Папа повернул мое лицо в одну сторону, затем в другую, дабы увидеть, нет ли на нем ушибов и ран.
– Нечего устраивать истерики, – сказала Мамочка, и в ее голосе опять пробилась медсестра, – мы хотели найти сову. Они здесь как раз гнездятся. Потом Тедди уронил этот брелок для ключей в виде кошечки, и в темноте мы не смогли его найти. Отсюда и ручьи слез.
– Ах ты мой малыш, – произнес Папочка, – подумаешь, велика беда!
Его обьятия ничуть не утешали.
Я больше никогда не просил котенка. Сказал себе, что он мне больше не нужен. И если бы любил его, то все равно пришлось бы оставить его в лесу. Или когда-нибудь он умрет – что почти то же самое.
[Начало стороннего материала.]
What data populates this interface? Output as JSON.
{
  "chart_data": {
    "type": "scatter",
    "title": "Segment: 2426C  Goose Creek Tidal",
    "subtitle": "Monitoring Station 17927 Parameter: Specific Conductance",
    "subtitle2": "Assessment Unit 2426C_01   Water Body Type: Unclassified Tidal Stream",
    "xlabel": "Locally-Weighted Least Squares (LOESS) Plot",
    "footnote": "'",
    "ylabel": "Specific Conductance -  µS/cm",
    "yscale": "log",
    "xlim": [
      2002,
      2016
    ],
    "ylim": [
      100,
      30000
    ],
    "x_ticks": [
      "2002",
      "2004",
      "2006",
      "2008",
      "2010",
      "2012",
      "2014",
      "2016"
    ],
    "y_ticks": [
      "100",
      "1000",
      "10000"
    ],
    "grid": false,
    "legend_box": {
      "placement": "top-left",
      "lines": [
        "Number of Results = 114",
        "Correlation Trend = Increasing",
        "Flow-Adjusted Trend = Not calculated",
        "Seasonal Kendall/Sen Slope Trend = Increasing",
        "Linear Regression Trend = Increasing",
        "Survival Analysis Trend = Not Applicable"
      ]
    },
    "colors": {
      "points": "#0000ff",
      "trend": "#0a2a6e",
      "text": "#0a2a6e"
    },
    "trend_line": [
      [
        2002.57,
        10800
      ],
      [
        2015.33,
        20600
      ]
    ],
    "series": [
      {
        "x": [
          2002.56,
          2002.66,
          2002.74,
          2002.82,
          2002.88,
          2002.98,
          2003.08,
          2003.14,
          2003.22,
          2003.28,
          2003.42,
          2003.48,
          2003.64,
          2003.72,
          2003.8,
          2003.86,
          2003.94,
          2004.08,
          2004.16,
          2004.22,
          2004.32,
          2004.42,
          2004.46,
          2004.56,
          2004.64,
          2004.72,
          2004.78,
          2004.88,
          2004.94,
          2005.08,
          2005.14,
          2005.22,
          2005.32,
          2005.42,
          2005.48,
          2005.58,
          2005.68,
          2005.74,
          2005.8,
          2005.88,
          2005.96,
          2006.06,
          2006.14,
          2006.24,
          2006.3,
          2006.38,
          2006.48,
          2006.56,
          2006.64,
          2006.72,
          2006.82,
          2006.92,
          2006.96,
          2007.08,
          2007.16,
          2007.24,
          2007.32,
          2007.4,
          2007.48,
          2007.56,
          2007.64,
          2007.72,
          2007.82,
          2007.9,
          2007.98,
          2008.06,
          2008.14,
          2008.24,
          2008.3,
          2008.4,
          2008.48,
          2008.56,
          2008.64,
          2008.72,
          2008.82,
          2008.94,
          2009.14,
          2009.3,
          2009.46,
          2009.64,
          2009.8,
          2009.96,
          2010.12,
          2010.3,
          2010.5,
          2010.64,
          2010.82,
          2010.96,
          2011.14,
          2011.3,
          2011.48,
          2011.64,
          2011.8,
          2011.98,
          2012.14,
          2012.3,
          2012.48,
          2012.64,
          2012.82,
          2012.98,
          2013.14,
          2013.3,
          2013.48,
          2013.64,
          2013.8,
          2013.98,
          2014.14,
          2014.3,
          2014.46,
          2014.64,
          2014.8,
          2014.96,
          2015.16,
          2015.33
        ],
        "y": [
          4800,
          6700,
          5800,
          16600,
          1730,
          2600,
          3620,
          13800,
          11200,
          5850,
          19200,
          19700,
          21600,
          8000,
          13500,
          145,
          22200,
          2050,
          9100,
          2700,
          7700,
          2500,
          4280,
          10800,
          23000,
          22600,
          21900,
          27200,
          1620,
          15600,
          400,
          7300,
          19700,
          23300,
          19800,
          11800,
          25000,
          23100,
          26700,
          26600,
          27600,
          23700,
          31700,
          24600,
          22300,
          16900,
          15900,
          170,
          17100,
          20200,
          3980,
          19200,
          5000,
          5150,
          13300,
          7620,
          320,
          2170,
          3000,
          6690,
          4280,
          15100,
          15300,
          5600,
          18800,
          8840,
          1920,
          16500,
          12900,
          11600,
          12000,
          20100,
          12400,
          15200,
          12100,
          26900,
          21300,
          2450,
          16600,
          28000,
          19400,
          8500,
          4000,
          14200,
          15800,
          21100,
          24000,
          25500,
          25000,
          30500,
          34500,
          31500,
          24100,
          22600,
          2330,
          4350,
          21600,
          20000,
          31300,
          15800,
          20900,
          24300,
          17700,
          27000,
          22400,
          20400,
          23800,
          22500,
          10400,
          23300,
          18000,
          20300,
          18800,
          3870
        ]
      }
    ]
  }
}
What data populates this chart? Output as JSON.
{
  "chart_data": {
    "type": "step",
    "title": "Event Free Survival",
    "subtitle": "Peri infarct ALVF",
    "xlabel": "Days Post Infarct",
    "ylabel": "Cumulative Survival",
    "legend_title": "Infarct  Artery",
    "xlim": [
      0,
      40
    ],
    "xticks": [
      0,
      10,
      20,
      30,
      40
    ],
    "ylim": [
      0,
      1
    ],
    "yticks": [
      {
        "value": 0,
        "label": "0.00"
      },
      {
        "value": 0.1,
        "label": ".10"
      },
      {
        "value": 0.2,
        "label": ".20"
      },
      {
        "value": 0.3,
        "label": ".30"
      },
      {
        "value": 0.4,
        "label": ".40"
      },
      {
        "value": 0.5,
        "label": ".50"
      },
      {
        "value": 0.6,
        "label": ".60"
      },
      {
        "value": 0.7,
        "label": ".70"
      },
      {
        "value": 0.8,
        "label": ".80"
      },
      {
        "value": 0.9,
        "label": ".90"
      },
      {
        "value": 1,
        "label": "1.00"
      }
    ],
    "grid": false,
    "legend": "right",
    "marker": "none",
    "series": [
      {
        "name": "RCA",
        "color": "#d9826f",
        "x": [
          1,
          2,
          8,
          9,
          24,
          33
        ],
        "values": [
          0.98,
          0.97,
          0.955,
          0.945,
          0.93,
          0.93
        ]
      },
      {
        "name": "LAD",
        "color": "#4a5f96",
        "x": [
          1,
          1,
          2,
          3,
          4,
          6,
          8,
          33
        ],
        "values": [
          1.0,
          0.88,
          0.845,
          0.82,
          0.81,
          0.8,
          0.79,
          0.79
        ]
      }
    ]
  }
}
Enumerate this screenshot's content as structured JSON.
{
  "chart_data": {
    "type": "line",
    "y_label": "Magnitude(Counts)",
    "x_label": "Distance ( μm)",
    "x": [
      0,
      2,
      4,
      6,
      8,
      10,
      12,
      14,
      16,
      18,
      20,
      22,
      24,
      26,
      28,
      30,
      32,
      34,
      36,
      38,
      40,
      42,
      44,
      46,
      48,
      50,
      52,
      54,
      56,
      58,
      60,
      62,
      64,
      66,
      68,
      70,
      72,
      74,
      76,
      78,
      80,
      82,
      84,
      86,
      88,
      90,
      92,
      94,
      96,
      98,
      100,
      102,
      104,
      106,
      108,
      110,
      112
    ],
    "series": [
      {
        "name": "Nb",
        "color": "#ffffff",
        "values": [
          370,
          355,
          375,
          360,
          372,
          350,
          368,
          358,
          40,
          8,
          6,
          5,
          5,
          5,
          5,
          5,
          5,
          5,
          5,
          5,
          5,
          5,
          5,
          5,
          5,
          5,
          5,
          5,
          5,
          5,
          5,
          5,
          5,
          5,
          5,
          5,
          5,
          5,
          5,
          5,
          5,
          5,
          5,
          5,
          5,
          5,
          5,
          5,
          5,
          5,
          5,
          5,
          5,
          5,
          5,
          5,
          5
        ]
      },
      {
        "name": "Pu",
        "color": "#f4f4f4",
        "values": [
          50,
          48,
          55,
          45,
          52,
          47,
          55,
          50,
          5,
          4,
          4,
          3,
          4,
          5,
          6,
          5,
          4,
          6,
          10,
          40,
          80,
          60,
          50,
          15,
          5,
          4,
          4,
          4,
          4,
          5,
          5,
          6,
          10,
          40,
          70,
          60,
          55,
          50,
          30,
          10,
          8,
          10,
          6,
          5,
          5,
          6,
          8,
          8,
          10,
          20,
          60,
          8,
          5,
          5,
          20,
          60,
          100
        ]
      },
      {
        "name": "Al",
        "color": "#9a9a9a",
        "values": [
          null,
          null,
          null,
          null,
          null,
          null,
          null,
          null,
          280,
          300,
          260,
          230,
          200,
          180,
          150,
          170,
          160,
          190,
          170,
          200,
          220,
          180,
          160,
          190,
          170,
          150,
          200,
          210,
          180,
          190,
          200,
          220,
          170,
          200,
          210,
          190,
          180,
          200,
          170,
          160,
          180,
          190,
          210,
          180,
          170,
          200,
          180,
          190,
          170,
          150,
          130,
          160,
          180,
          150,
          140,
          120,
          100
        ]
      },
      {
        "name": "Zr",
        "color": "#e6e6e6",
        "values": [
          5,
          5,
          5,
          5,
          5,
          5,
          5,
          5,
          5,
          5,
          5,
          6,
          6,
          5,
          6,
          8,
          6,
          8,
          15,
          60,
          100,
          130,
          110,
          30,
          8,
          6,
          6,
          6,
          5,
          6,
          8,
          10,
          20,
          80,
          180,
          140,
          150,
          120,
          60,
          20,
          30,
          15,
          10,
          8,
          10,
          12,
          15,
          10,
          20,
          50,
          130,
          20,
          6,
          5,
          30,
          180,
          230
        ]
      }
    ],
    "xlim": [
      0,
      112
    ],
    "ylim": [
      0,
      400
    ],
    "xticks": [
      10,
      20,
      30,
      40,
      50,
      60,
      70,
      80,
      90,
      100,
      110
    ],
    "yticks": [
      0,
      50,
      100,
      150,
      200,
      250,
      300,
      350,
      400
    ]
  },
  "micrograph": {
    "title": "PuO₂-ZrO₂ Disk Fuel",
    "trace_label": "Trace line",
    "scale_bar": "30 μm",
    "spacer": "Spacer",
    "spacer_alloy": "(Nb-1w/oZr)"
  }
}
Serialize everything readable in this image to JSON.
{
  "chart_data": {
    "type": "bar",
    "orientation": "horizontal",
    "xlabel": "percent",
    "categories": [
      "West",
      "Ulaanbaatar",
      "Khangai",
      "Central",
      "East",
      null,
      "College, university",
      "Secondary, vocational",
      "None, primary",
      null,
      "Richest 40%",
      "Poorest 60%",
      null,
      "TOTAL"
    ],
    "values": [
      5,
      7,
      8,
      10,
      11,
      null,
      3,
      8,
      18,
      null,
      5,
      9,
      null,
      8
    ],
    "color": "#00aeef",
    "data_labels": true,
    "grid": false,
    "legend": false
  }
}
Так что к своему уходу Мамочка стала готовить меня много лет назад. Теперь я понимаю ее лучше. Сам стал отцом и знаю, как страшно за ребенка. Думая о Лорен, я порой чувствую, что буквально свечусь от страха, как лампочка.
По возвращении домой Мамочка отвела меня в ванную и нежно осмотрела с ног до головы. Обнаружила на икре царапину, из которой выступила красная кровь, и заклеила пластырем из своей аптечки. Ломать меня, а потом чинить, снова и снова – вот какой была моя мать.
На следующий день Мамочка установила во дворе несколько кормушек для птиц, в том числе и шесть проволочных для привлечения мелких пернатых, подняв их высоко на шестах, чтобы до них не могли добраться белки. В те, которые стояли на земле, разложила сыр, в деревянные садки насыпала зерна, в пластиковые трубки семян подсолнуха, на нитках подвесила кусочки жира и каменной соли.
– Птицы – потомки великанов. – сказала она. – Давным-давно землей правили они. А когда все пошло наперекосяк, сделались маленькими, ловкими и научились жить на верхушках деревьев. Пернатые – это пример выносливости. И они, Тедди, настоящие, дикие существа, куда лучше какого-то брелока для ключей.
Поначалу мне было страшно заботиться о них и кормить.
– Ты их у меня отнимешь? – спросил я Мамочку.
– Как я могу их у тебя отнять? – удивленно ответила она. – Они тебе не принадлежат.
И я понял, что она хочет показать мне нечто такое, что можно любить без всякой опаски.
Все это, вполне естественно, случилось еще до той истории с мышонком – до того, как Мамочка стала меня бояться. Теперь Убийца отнял у меня птиц, хотя она говорила, что это невозможно.